The advantages of our study are, firstly, its sample size, which is one of the largest reported to date and practically doubles the number used in our previously conducted study, including a greater number of men which thus made it possible to analyse their risk, unlike the earlier study. The exclusive use of never-smokers meant that possible biases in the interpretation of results attributable to tobacco use could be ruled out. Indeed, this and the previous study are the only ones published to date to have analysed the risk of LC associated with AATD in never-smokers.
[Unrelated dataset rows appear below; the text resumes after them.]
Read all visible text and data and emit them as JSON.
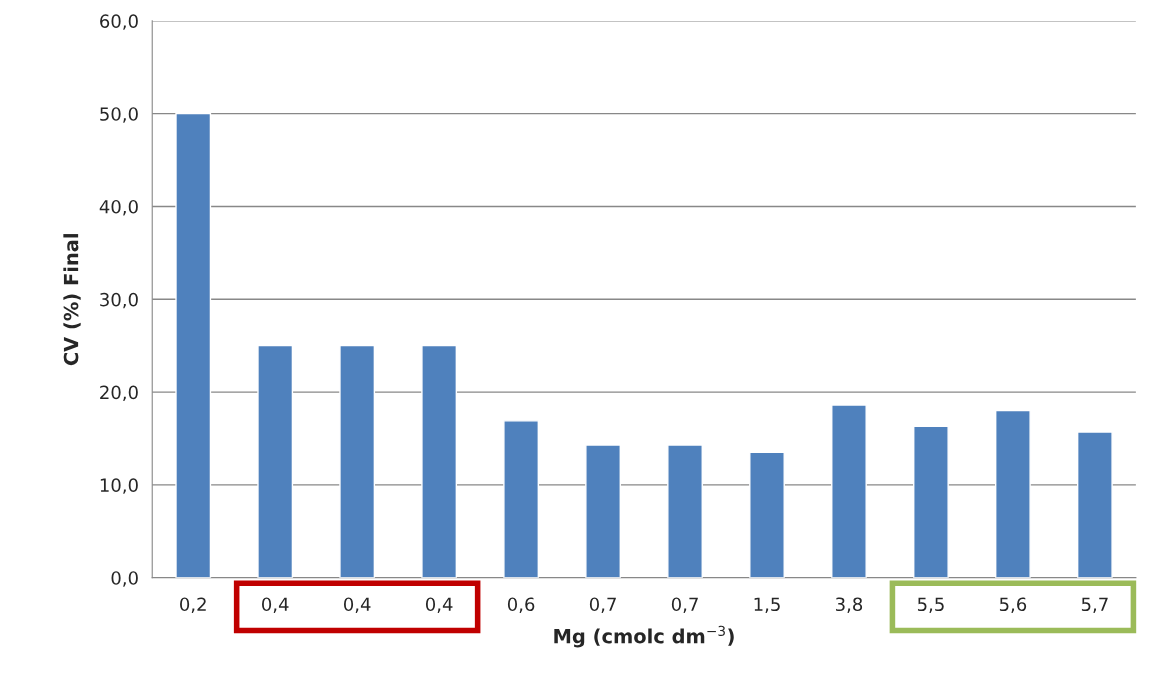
{
  "chart_data": {
    "type": "bar",
    "xlabel": "Mg (cmolc dm$^{−3}$)",
    "ylabel": "CV (%) Final",
    "categories": [
      "0,2",
      "0,4",
      "0,4",
      "0,4",
      "0,6",
      "0,7",
      "0,7",
      "1,5",
      "3,8",
      "5,5",
      "5,6",
      "5,7"
    ],
    "values": [
      50.0,
      25.0,
      25.0,
      25.0,
      16.9,
      14.3,
      14.3,
      13.5,
      18.6,
      16.3,
      18.0,
      15.7
    ],
    "color": "#4f81bd",
    "ylim": [
      0,
      60
    ],
    "yticks": [
      {
        "value": 0,
        "label": "0,0"
      },
      {
        "value": 10,
        "label": "10,0"
      },
      {
        "value": 20,
        "label": "20,0"
      },
      {
        "value": 30,
        "label": "30,0"
      },
      {
        "value": 40,
        "label": "40,0"
      },
      {
        "value": 50,
        "label": "50,0"
      },
      {
        "value": 60,
        "label": "60,0"
      }
    ],
    "grid": "y"
  }
}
A further advantage was having access to measurements of residential radon levels, which constitute the main risk factor for LC in never-smokers and thus enabled the association between AATD and LC to be established with greater certainty.
The principal limitation of our study is common to all studies of rare diseases, in this case AATD, and relates to the low overall prevalence of the disorder, which means that the number of carriers of deficiency alleles is inevitably small irrespective of the size of sample used. Furthermore, not having plasma AAT levels means that there is the possibility that some of the genotypes rated normal by PCR might correspond to rare or null deficiency alleles, though this finding would be somewhat exceptional. Lastly, respiratory function or emphysema status was not specifically analysed in this study, something that might have been of interest in order to examine its role as an intermediary agent in lung cancer among never-smokers potentially associated with AAT deficiency.